Nem Donald Trump, nem Kamala Harris apreciam particularmente a Europa, que há muito, pelo menos desde que o planeta mudou, em 2001, deveria ter começado a pensar nela própria. A desglobalização é transversal aos dois e o protecionismo foi a nota comum, também, no debate entre os potenciais vices, J. D. Vance e Tim Walz. Trump acha que paga demasiado à NATO e não quer saber do TPI; mas não é claro que a maior abertura diplomática de Harris traga uma desescalada dos grandes conflitos internacionais. Trump dá-se com Kim e gaba-se de falar com Putin? Mas foi ele que mediou os Acordos de Abraão e não foi com ele (mas com Obama e Biden) que Putin ocupou a Crimeia e invadiu a Ucrânia. E não será com Harris, ou não depende dela, que Putin de lá sairá ou que Netanyahu e os “proxys” do Ayatollah possam conversar.

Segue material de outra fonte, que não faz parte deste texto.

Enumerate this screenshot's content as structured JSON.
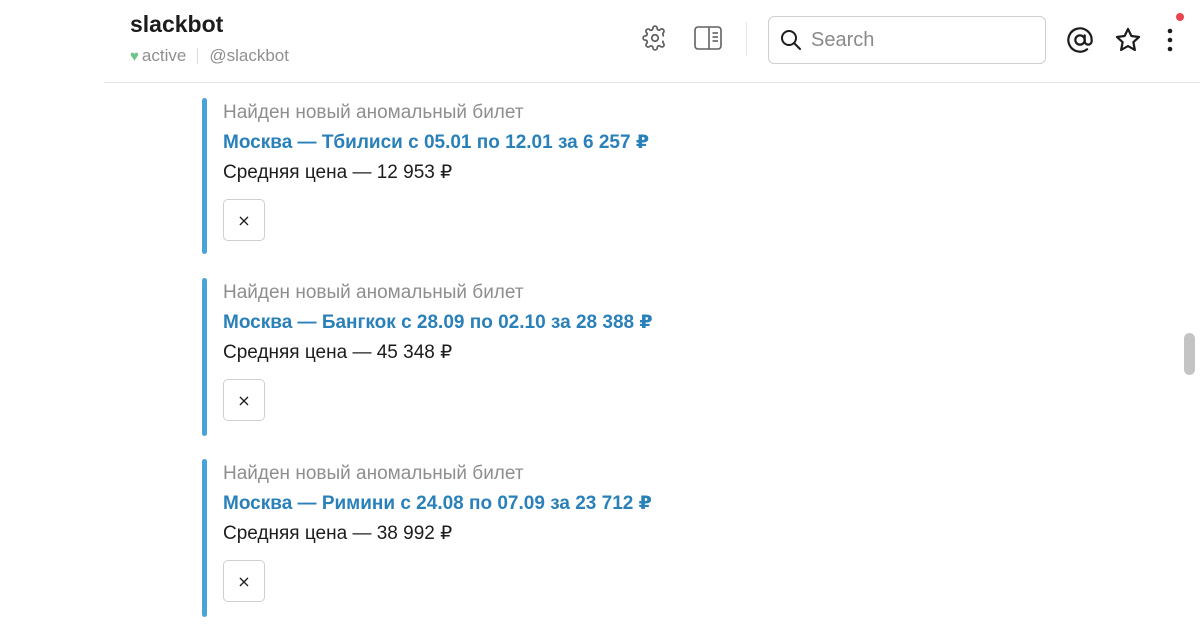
{
  "header": {
    "channel_name": "slackbot",
    "status": "active",
    "handle": "@slackbot",
    "search_placeholder": "Search",
    "icons": {
      "settings": "gear-icon",
      "details": "sidebar-toggle-icon",
      "search": "search-icon",
      "mentions": "at-sign-icon",
      "starred": "star-icon",
      "more": "more-vertical-icon"
    },
    "notification_color": "#e8454f"
  },
  "colors": {
    "attachment_bar": "#4aa3d6",
    "link": "#2a80b9",
    "status_active": "#6fc48c"
  },
  "messages": [
    {
      "pretext": "Найден новый аномальный билет",
      "title": "Москва — Тбилиси с 05.01 по 12.01 за 6 257 ₽",
      "text": "Средняя цена — 12 953 ₽",
      "dismiss_label": "×"
    },
    {
      "pretext": "Найден новый аномальный билет",
      "title": "Москва — Бангкок с 28.09 по 02.10 за 28 388 ₽",
      "text": "Средняя цена — 45 348 ₽",
      "dismiss_label": "×"
    },
    {
      "pretext": "Найден новый аномальный билет",
      "title": "Москва — Римини с 24.08 по 07.09 за 23 712 ₽",
      "text": "Средняя цена — 38 992 ₽",
      "dismiss_label": "×"
    }
  ]
}
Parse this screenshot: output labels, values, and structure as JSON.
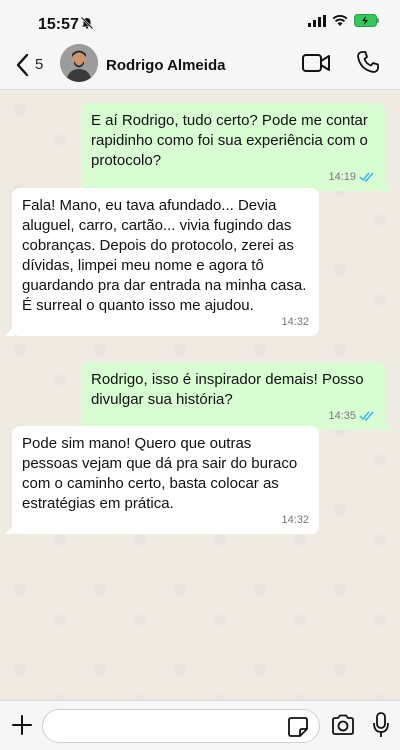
{
  "status_bar": {
    "time": "15:57"
  },
  "header": {
    "back_count": "5",
    "contact_name": "Rodrigo Almeida"
  },
  "messages": [
    {
      "direction": "out",
      "text": "E aí Rodrigo, tudo certo? Pode me contar rapidinho como foi sua experiência com o protocolo?",
      "time": "14:19",
      "read": true
    },
    {
      "direction": "in",
      "text": "Fala! Mano, eu tava afundado... Devia aluguel, carro, cartão... vivia fugindo das cobranças. Depois do protocolo, zerei as dívidas, limpei meu nome e agora tô guardando pra dar entrada na minha casa. É surreal o quanto isso me ajudou.",
      "time": "14:32"
    },
    {
      "direction": "out",
      "text": "Rodrigo, isso é inspirador demais! Posso divulgar sua história?",
      "time": "14:35",
      "read": true
    },
    {
      "direction": "in",
      "text": "Pode sim mano! Quero que outras pessoas vejam que dá pra sair do buraco com o caminho certo, basta colocar as estratégias em prática.",
      "time": "14:32"
    }
  ],
  "composer": {
    "placeholder": ""
  },
  "colors": {
    "outgoing_bubble": "#d9fdd3",
    "incoming_bubble": "#ffffff",
    "read_ticks": "#34b7f1",
    "chat_background": "#efeae2"
  }
}
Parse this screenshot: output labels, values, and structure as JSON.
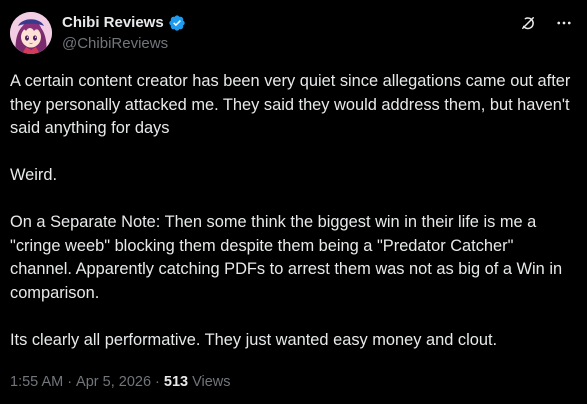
{
  "post": {
    "author": {
      "display_name": "Chibi Reviews",
      "handle": "@ChibiReviews",
      "verified": true,
      "avatar_icon": "anime-chibi-avatar"
    },
    "body": [
      "A certain content creator has been very quiet since allegations came out after they personally attacked me. They said they would address them, but haven't said anything for days",
      "Weird.",
      "On a Separate Note: Then some think the biggest win in their life is me a \"cringe weeb\" blocking them despite them being a \"Predator Catcher\" channel. Apparently catching PDFs to arrest them was not as big of a Win in comparison.",
      "Its clearly all performative. They just wanted easy money and clout."
    ],
    "meta": {
      "time": "1:55 AM",
      "separator": "·",
      "date": "Apr 5, 2026",
      "views_count": "513",
      "views_label": "Views"
    },
    "icons": {
      "grok": "grok-icon",
      "more": "more-options-icon",
      "verified": "verified-badge-icon"
    },
    "colors": {
      "background": "#000000",
      "text": "#e7e9ea",
      "secondary_text": "#71767b",
      "verified_blue": "#1d9bf0"
    }
  }
}
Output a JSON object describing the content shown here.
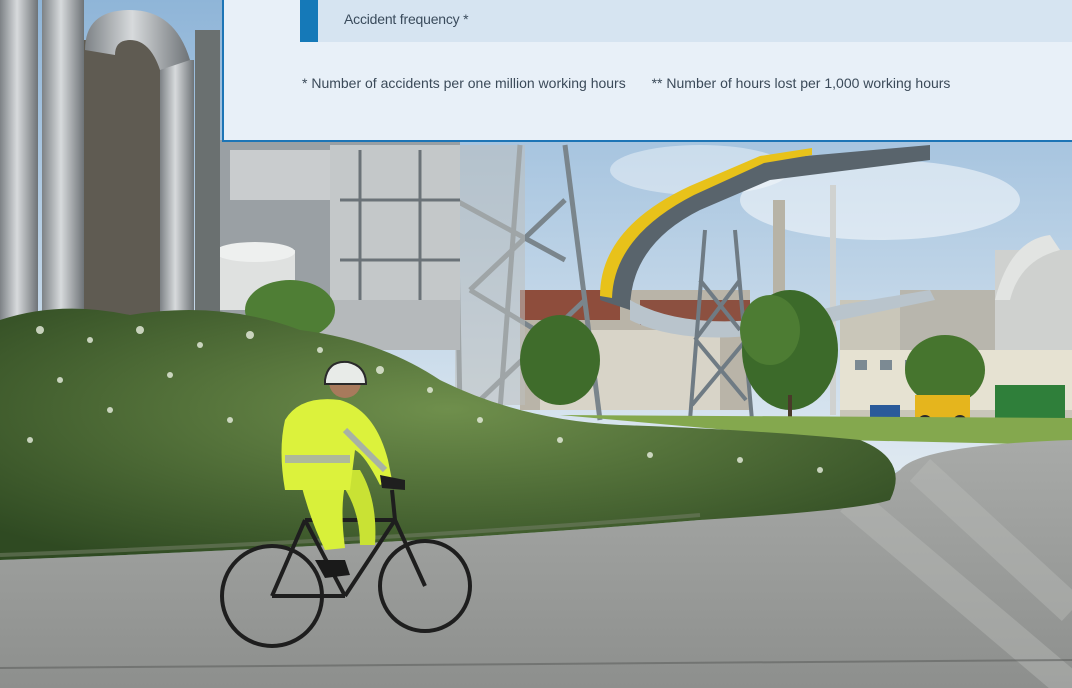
{
  "panel": {
    "legend_label": "Accident frequency *",
    "footnote_1": "* Number of accidents per one million working hours",
    "footnote_2": "** Number of hours lost per 1,000 working hours"
  },
  "colors": {
    "accent_blue": "#1579b8",
    "panel_bg": "#e8f0f8",
    "legend_bg": "#d6e4f1",
    "conveyor_yellow": "#e8c21a",
    "vest_yellow": "#d8f03a"
  },
  "photo": {
    "subject": "cyclist-in-hi-vis-at-industrial-site"
  }
}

É uma eleição especialmente tribalizada? Sim. Isso resulta, porém, mais dos confrontos identitários que tomaram de assalto a sociedade americana e não tanto porque da escolha dependa a paz no mundo. É certo que o tom do nosso tempo dá ao duelo eleitoral um cariz dramático. No entanto, ele é mais consequência do que causa da mutação de época que se está a viver - e todas as eleições tiveram algum dramatismo retórico. Os democratas radicalizam acerca de Trump argumentos que usaram no passado contra Reagan ou Bush; e os republicanos retratam Harris com a ferocidade com que denunciaram Carter ou quiseram abater Clinton. Tudo visto, nem o primeiro é “fascista”, nem a segunda é “comunista”. Simplesmente, votarão em Trump os que acham o wokismo censório e a imigração descontrolada uma ameaça às suas liberdades e votarão em Harris os que acham que Trump é um machista malcriado com supostas veleidades ditatoriais.

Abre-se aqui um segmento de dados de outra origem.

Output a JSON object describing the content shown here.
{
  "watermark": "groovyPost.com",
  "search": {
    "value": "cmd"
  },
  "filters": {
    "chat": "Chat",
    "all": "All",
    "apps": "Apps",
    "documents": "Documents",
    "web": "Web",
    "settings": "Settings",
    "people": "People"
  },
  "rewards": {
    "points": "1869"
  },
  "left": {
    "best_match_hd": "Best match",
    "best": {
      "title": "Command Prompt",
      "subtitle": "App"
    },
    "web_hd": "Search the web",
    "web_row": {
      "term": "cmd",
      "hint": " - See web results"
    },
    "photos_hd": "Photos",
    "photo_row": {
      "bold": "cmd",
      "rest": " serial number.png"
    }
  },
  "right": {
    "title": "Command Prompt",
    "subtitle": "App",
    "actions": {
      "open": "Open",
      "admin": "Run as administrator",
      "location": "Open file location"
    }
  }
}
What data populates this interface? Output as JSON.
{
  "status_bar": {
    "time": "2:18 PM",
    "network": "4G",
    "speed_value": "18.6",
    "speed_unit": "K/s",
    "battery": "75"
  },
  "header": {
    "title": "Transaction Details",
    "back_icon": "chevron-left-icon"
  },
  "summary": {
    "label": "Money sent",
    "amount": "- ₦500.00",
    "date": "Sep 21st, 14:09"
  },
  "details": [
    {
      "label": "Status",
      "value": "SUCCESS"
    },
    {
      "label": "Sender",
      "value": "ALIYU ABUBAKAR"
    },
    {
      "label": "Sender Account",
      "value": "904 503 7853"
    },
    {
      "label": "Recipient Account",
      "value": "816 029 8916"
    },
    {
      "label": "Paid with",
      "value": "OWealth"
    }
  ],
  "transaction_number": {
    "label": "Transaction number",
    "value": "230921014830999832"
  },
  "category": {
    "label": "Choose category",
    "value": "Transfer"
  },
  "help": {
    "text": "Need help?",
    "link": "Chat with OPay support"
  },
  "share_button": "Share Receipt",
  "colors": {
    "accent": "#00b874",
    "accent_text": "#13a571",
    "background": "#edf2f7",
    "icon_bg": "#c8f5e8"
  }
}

Resto, no fim, uma ironia: não serão tanto o “rust belt” republicano ou o “blue wall” democrata a definir o resultado eleitoral, mas os sete “swing states”. Ou seja: a campanha eleitoral está tribalizada, como outras, no passado; mas, como sempre, é ao centro e não nos extremos que tudo se decidirá, conforme os eleitores mais moderados de espírito acabem por escolher um ou outro dos candidatos. O republicanismo elitista, que no fundo lamenta como o partido se tornou refém do trumpismo, talvez vote em Harris; e os progressistas menos contentes com o universo mental democrata talvez queiram exprimir o seu protesto votando em Trump. Será a democracia a escolher males menores para impedir males maiores – e já vimos isso acontecer. Melhor fora que um país com 330 milhões de habitantes pudesse ter produzido outros candidatos presidenciais. Resta-nos a esperança de que esse centrismo moderado, pensante e mais racional, possa ser a bússola do futuro inquilino da Casa Branca.